Alliance targets Asian e-learning market

六月 23, 2000

An alliance of nine universities in Britain, Canada, the United States and Australia has been formed to deliver postgraduate courses over the internet to the rapidly expanding Asian market.

Unlike the Universitas 21 network of 18 universities, which plans to provide specially designed units online or via satellite, the Global University Alliance will offer existing courses developed by its member institutions.

A Hong Kong-based internet company, NextEd, is a partner in the alliance and will deliver the courses over the internet.

The GUA is being established as a Hong Kong-based company, with each university becoming a shareholder. Up to 15 universities will eventually be partners in the business.

The founding member universities are Glamorgan and Derby in the United Kingdom, Australia's University of South Australia and RMIT, Auckland University of Technology in New Zealand, Holland's Hogeschool Brabant International Business School, the Taiwan Chung Yuan Christian University, America's Rochester Institute of Technology and the Canadian Athabasca University.

GUA founding chairman and Derby chancellor, Sir Christopher Ball, said: "We believe that all the members bring with them a depth of experience and expertise that will allow us to meet the educational needs of the Asian and the larger global education market."

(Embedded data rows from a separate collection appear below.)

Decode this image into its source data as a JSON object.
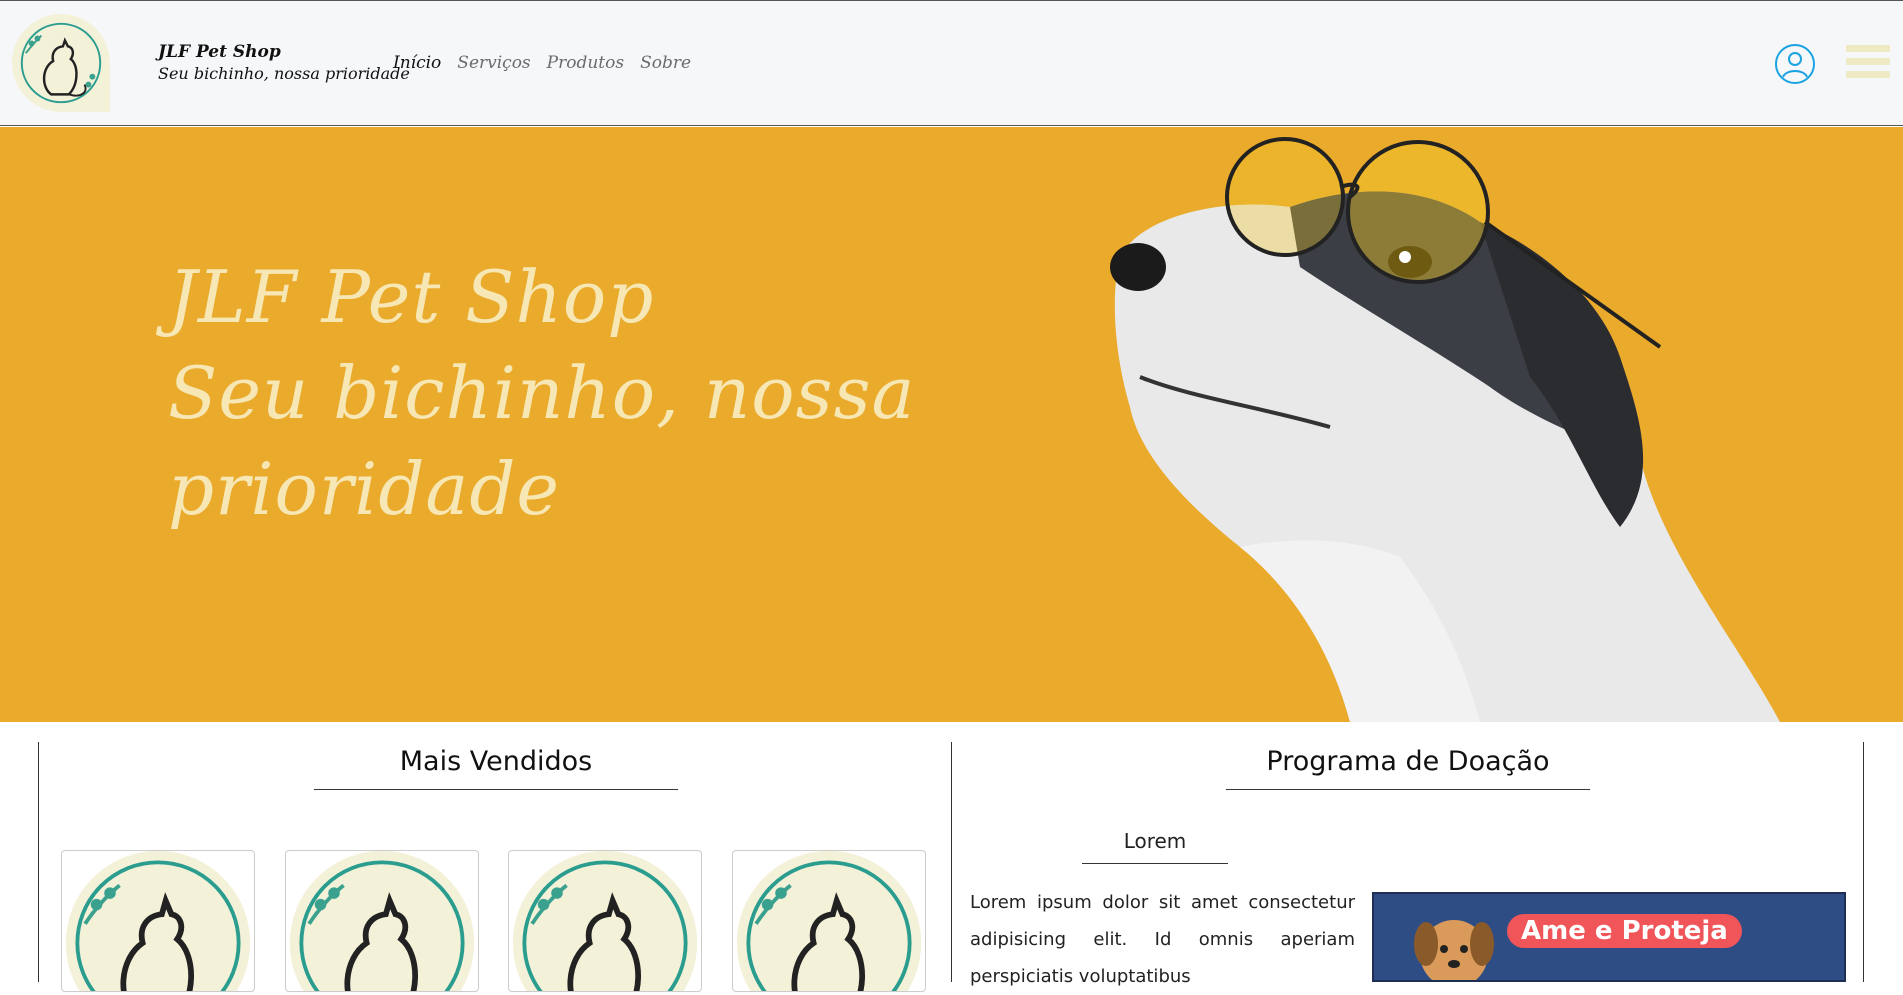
{
  "navbar": {
    "brand_name": "JLF Pet Shop",
    "brand_tagline": "Seu bichinho, nossa prioridade",
    "links": [
      {
        "label": "Início",
        "active": true
      },
      {
        "label": "Serviços",
        "active": false
      },
      {
        "label": "Produtos",
        "active": false
      },
      {
        "label": "Sobre",
        "active": false
      }
    ],
    "user_icon": "user-circle-icon",
    "menu_icon": "hamburger-menu-icon"
  },
  "hero": {
    "title_line1": "JLF Pet Shop",
    "title_line2": "Seu bichinho, nossa prioridade",
    "background_color": "#eaaa2c",
    "text_color": "#f6e7b4"
  },
  "best_sellers": {
    "title": "Mais Vendidos",
    "products": [
      {
        "image": "cat-logo"
      },
      {
        "image": "cat-logo"
      },
      {
        "image": "cat-logo"
      },
      {
        "image": "cat-logo"
      }
    ]
  },
  "donation": {
    "title": "Programa de Doação",
    "subtitle": "Lorem",
    "body": "Lorem ipsum dolor sit amet consectetur adipisicing elit. Id omnis aperiam perspiciatis voluptatibus",
    "banner_text": "Ame e Proteja"
  },
  "colors": {
    "accent_teal": "#2a9d8f",
    "logo_bg": "#f4f1d9",
    "user_icon": "#1aa3e0"
  }
}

David Beanland, vice-chancellor of RMIT University, said that the GUA universities were not principally driven by the need to make a profit.

"While we don't want to run at a loss, the ethos is really about how we can educate more people using the new technology in new ways to improve the effectiveness of education," he said.

Students will pay A$4,000 (Pounds 1,600) for the equivalent of one year of a full-time postgraduate course. The alliance will be formally launched in October. Most courses begin at the start of 2001.